The Vatican announced on Thursday that the pontiff revised the Catechism of the Catholic Church, the church’s written summarization of its teachings, to categorically oppose capital punishment in all circumstances. The revision is a significant shift in Catholic teachings, albeit one that largely takes existing doctrine on capital punishment to its logical conclusion.
The church’s previous articulation of its teachings indicated that the death penalty could be acceptable if “this is the only possible way of effectively defending human lives against the unjust aggressor.” The new version recognizes that executions are far from the only effective way to protect human life, citing “an increasing awareness that the dignity of the person is not lost even after the commission of very serious crimes,” as well as “more effective systems of detention” that protect safety and leave open “the possibility of redemption.”
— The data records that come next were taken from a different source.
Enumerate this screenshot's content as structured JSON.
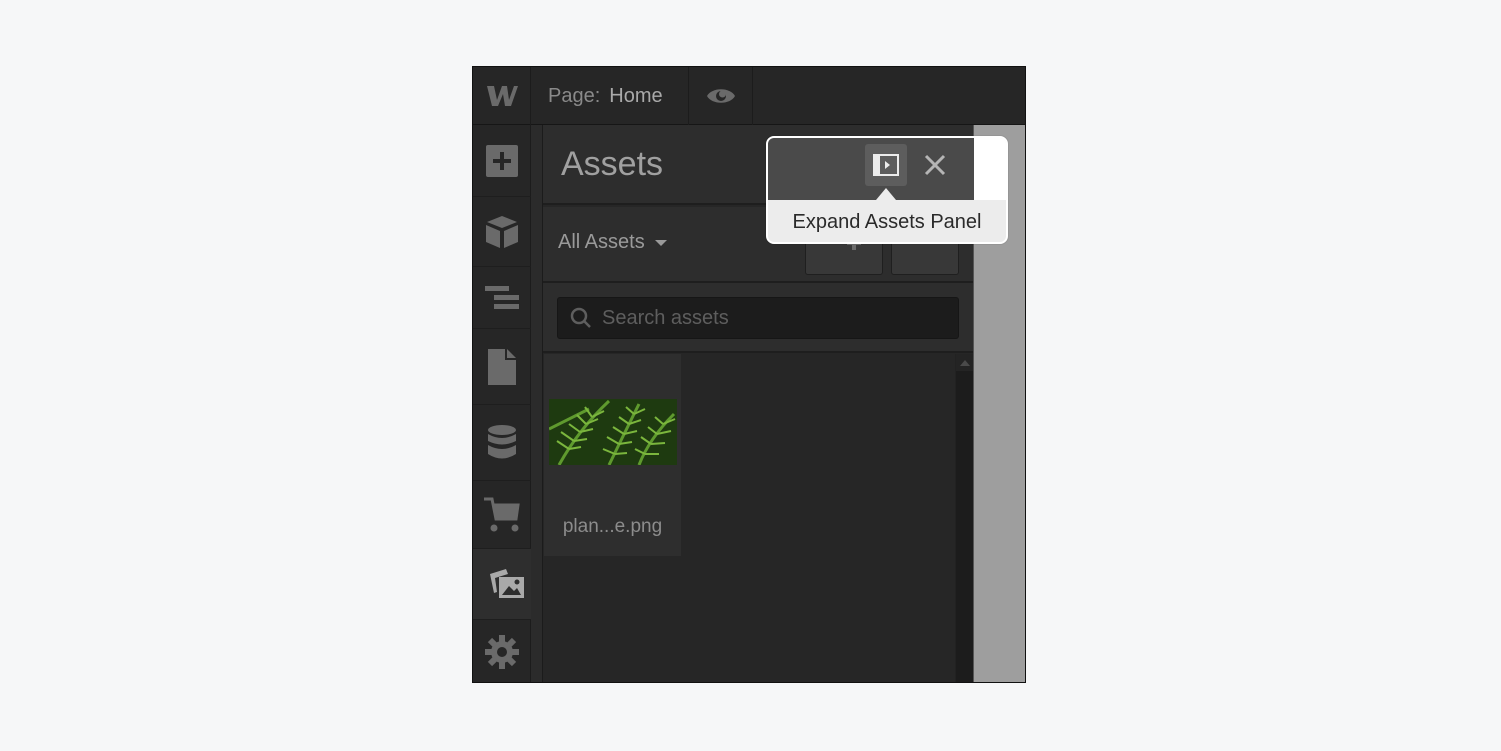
{
  "topbar": {
    "logo": "W",
    "page_label": "Page:",
    "page_value": "Home",
    "preview_icon": "eye-icon"
  },
  "leftbar": {
    "items": [
      {
        "name": "add",
        "icon": "plus-square-icon",
        "active": false
      },
      {
        "name": "components",
        "icon": "cube-icon",
        "active": false
      },
      {
        "name": "navigator",
        "icon": "navigator-icon",
        "active": false
      },
      {
        "name": "pages",
        "icon": "page-icon",
        "active": false
      },
      {
        "name": "cms",
        "icon": "database-icon",
        "active": false
      },
      {
        "name": "ecommerce",
        "icon": "cart-icon",
        "active": false
      },
      {
        "name": "assets",
        "icon": "images-icon",
        "active": true
      },
      {
        "name": "settings",
        "icon": "gear-icon",
        "active": false
      }
    ]
  },
  "panel": {
    "title": "Assets",
    "filter_label": "All Assets",
    "search_placeholder": "Search assets",
    "assets": [
      {
        "name": "plan...e.png"
      }
    ]
  },
  "popup": {
    "tooltip": "Expand Assets Panel"
  },
  "colors": {
    "background": "#f6f7f8",
    "ui_dark": "#262626",
    "canvas": "#9e9e9e"
  }
}
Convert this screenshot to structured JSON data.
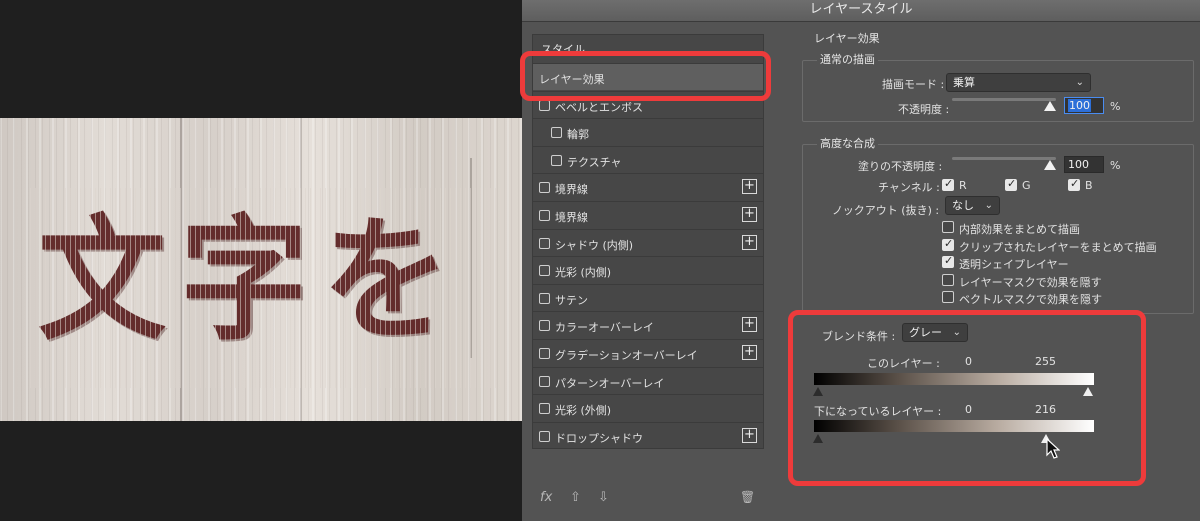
{
  "artwork": {
    "text": "文字を"
  },
  "dialog": {
    "title": "レイヤースタイル",
    "style_header": "スタイル",
    "style_items": [
      {
        "label": "レイヤー効果",
        "checkbox": false,
        "plus": false,
        "selected": true
      },
      {
        "label": "ベベルとエンボス",
        "checkbox": true,
        "plus": false
      },
      {
        "label": "輪郭",
        "checkbox": true,
        "plus": false,
        "indent": true
      },
      {
        "label": "テクスチャ",
        "checkbox": true,
        "plus": false,
        "indent": true
      },
      {
        "label": "境界線",
        "checkbox": true,
        "plus": true
      },
      {
        "label": "境界線",
        "checkbox": true,
        "plus": true
      },
      {
        "label": "シャドウ (内側)",
        "checkbox": true,
        "plus": true
      },
      {
        "label": "光彩 (内側)",
        "checkbox": true,
        "plus": false
      },
      {
        "label": "サテン",
        "checkbox": true,
        "plus": false
      },
      {
        "label": "カラーオーバーレイ",
        "checkbox": true,
        "plus": true
      },
      {
        "label": "グラデーションオーバーレイ",
        "checkbox": true,
        "plus": true
      },
      {
        "label": "パターンオーバーレイ",
        "checkbox": true,
        "plus": false
      },
      {
        "label": "光彩 (外側)",
        "checkbox": true,
        "plus": false
      },
      {
        "label": "ドロップシャドウ",
        "checkbox": true,
        "plus": true
      }
    ],
    "footer": {
      "fx": "fx",
      "up": "⇧",
      "down": "⇩",
      "trash": "🗑"
    },
    "layer_effects_title": "レイヤー効果",
    "normal_blend": {
      "title": "通常の描画",
      "blend_mode_label": "描画モード :",
      "blend_mode_value": "乗算",
      "opacity_label": "不透明度 :",
      "opacity_value": "100",
      "opacity_unit": "%"
    },
    "advanced_blend": {
      "title": "高度な合成",
      "fill_opacity_label": "塗りの不透明度 :",
      "fill_opacity_value": "100",
      "fill_opacity_unit": "%",
      "channels_label": "チャンネル :",
      "channels": [
        "R",
        "G",
        "B"
      ],
      "knockout_label": "ノックアウト (抜き) :",
      "knockout_value": "なし",
      "options": [
        {
          "label": "内部効果をまとめて描画",
          "checked": false
        },
        {
          "label": "クリップされたレイヤーをまとめて描画",
          "checked": true
        },
        {
          "label": "透明シェイプレイヤー",
          "checked": true
        },
        {
          "label": "レイヤーマスクで効果を隠す",
          "checked": false
        },
        {
          "label": "ベクトルマスクで効果を隠す",
          "checked": false
        }
      ]
    },
    "blend_if": {
      "label": "ブレンド条件 :",
      "value": "グレー",
      "this_layer_label": "このレイヤー :",
      "this_layer_min": "0",
      "this_layer_max": "255",
      "underlying_label": "下になっているレイヤー :",
      "underlying_min": "0",
      "underlying_max": "216"
    },
    "colors": {
      "highlight": "#ee3b3b",
      "focus": "#2d6fd8"
    }
  }
}
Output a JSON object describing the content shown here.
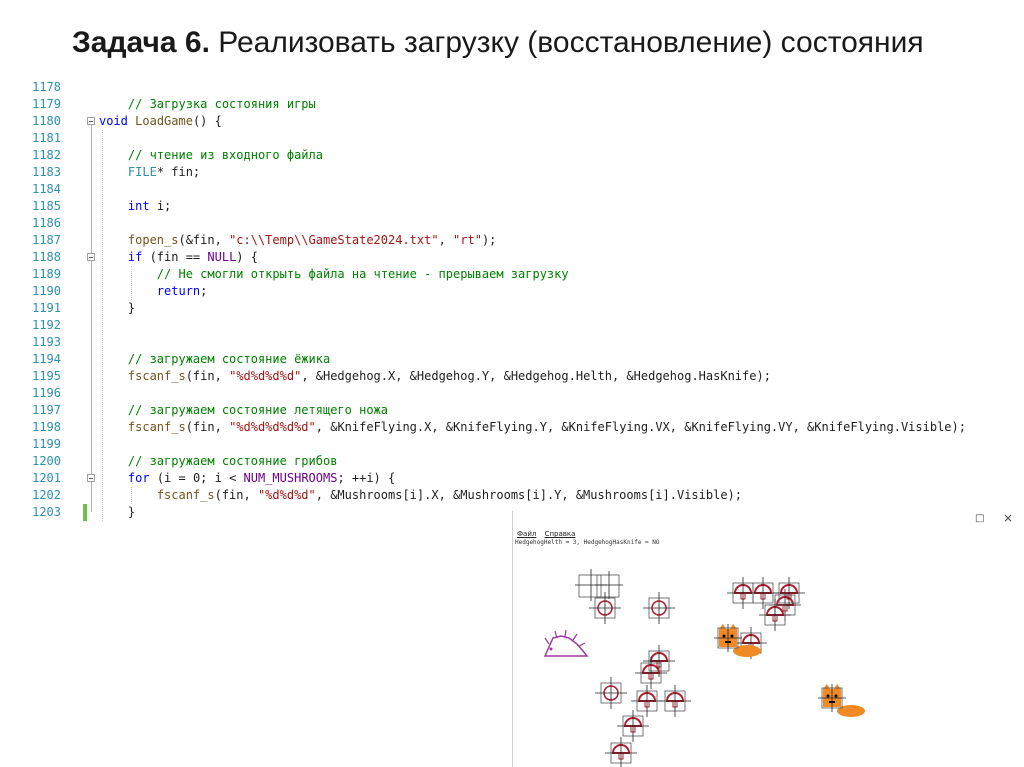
{
  "slide": {
    "title_bold": "Задача 6.",
    "title_rest": " Реализовать загрузку (восстановление) состояния"
  },
  "code": {
    "lines": [
      {
        "num": "1178",
        "tokens": []
      },
      {
        "num": "1179",
        "tokens": [
          {
            "t": "    "
          },
          {
            "t": "// Загрузка состояния игры",
            "c": "cm"
          }
        ]
      },
      {
        "num": "1180",
        "tokens": [
          {
            "t": "void",
            "c": "kw"
          },
          {
            "t": " "
          },
          {
            "t": "LoadGame",
            "c": "fn"
          },
          {
            "t": "() {"
          }
        ]
      },
      {
        "num": "1181",
        "tokens": []
      },
      {
        "num": "1182",
        "tokens": [
          {
            "t": "    "
          },
          {
            "t": "// чтение из входного файла",
            "c": "cm"
          }
        ]
      },
      {
        "num": "1183",
        "tokens": [
          {
            "t": "    "
          },
          {
            "t": "FILE",
            "c": "ty"
          },
          {
            "t": "* fin;"
          }
        ]
      },
      {
        "num": "1184",
        "tokens": []
      },
      {
        "num": "1185",
        "tokens": [
          {
            "t": "    "
          },
          {
            "t": "int",
            "c": "kw"
          },
          {
            "t": " i;"
          }
        ]
      },
      {
        "num": "1186",
        "tokens": []
      },
      {
        "num": "1187",
        "tokens": [
          {
            "t": "    "
          },
          {
            "t": "fopen_s",
            "c": "fn"
          },
          {
            "t": "(&fin, "
          },
          {
            "t": "\"c:\\\\Temp\\\\GameState2024.txt\"",
            "c": "st"
          },
          {
            "t": ", "
          },
          {
            "t": "\"rt\"",
            "c": "st"
          },
          {
            "t": ");"
          }
        ]
      },
      {
        "num": "1188",
        "tokens": [
          {
            "t": "    "
          },
          {
            "t": "if",
            "c": "kw"
          },
          {
            "t": " (fin == "
          },
          {
            "t": "NULL",
            "c": "mc"
          },
          {
            "t": ") {"
          }
        ]
      },
      {
        "num": "1189",
        "tokens": [
          {
            "t": "        "
          },
          {
            "t": "// Не смогли открыть файла на чтение - прерываем загрузку",
            "c": "cm"
          }
        ]
      },
      {
        "num": "1190",
        "tokens": [
          {
            "t": "        "
          },
          {
            "t": "return",
            "c": "kw"
          },
          {
            "t": ";"
          }
        ]
      },
      {
        "num": "1191",
        "tokens": [
          {
            "t": "    }"
          }
        ]
      },
      {
        "num": "1192",
        "tokens": []
      },
      {
        "num": "1193",
        "tokens": []
      },
      {
        "num": "1194",
        "tokens": [
          {
            "t": "    "
          },
          {
            "t": "// загружаем состояние ёжика",
            "c": "cm"
          }
        ]
      },
      {
        "num": "1195",
        "tokens": [
          {
            "t": "    "
          },
          {
            "t": "fscanf_s",
            "c": "fn"
          },
          {
            "t": "(fin, "
          },
          {
            "t": "\"%d%d%d%d\"",
            "c": "st"
          },
          {
            "t": ", &Hedgehog.X, &Hedgehog.Y, &Hedgehog.Helth, &Hedgehog.HasKnife);"
          }
        ]
      },
      {
        "num": "1196",
        "tokens": []
      },
      {
        "num": "1197",
        "tokens": [
          {
            "t": "    "
          },
          {
            "t": "// загружаем состояние летящего ножа",
            "c": "cm"
          }
        ]
      },
      {
        "num": "1198",
        "tokens": [
          {
            "t": "    "
          },
          {
            "t": "fscanf_s",
            "c": "fn"
          },
          {
            "t": "(fin, "
          },
          {
            "t": "\"%d%d%d%d%d\"",
            "c": "st"
          },
          {
            "t": ", &KnifeFlying.X, &KnifeFlying.Y, &KnifeFlying.VX, &KnifeFlying.VY, &KnifeFlying.Visible);"
          }
        ]
      },
      {
        "num": "1199",
        "tokens": []
      },
      {
        "num": "1200",
        "tokens": [
          {
            "t": "    "
          },
          {
            "t": "// загружаем состояние грибов",
            "c": "cm"
          }
        ]
      },
      {
        "num": "1201",
        "tokens": [
          {
            "t": "    "
          },
          {
            "t": "for",
            "c": "kw"
          },
          {
            "t": " (i = 0; i < "
          },
          {
            "t": "NUM_MUSHROOMS",
            "c": "mc"
          },
          {
            "t": "; ++i) {"
          }
        ]
      },
      {
        "num": "1202",
        "tokens": [
          {
            "t": "        "
          },
          {
            "t": "fscanf_s",
            "c": "fn"
          },
          {
            "t": "(fin, "
          },
          {
            "t": "\"%d%d%d\"",
            "c": "st"
          },
          {
            "t": ", &Mushrooms[i].X, &Mushrooms[i].Y, &Mushrooms[i].Visible);"
          }
        ]
      },
      {
        "num": "1203",
        "tokens": [
          {
            "t": "    }"
          }
        ]
      }
    ]
  },
  "game_window": {
    "menu": [
      "Файл",
      "Справка"
    ],
    "status": "HedgehogHelth = 3, HedgehogHasKnife = NO",
    "restore_icon": "□",
    "close_icon": "×",
    "colors": {
      "mushroom": "#b01c2c",
      "cat": "#f08a24",
      "hedgehog": "#9b3aa0",
      "box": "#555555",
      "cross": "#222222"
    }
  }
}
Papal opposition to the death penalty itself is hardly novel. That opposition is most often directed at its use in the United States, which is one of the few remaining countries with a large Catholic population that still regularly executes prisoners. Francis called for the “global abolition” of capital punishment during his address to the U.S. Congress in 2015, echoing similar remarks made by Pope John Paul II throughout his 26-year papacy. In 1999, John Paul II successfully persuaded Missouri Governor Mel Carnahan, who was not a Catholic, to commute a death-row prisoner’s sentence during a papal visit to the state.
Thursday’s announcement also drew scorn from conservative American Catholics, some of who have grown increasingly critical of Francis’s leadership of the church. In a series of Twitter posts, National Review’s Michael Brendan Dougherty described the new death-penalty teaching as “religious Calvinball” and wrote that the church “is now a political party with a platform that changes with leadership.”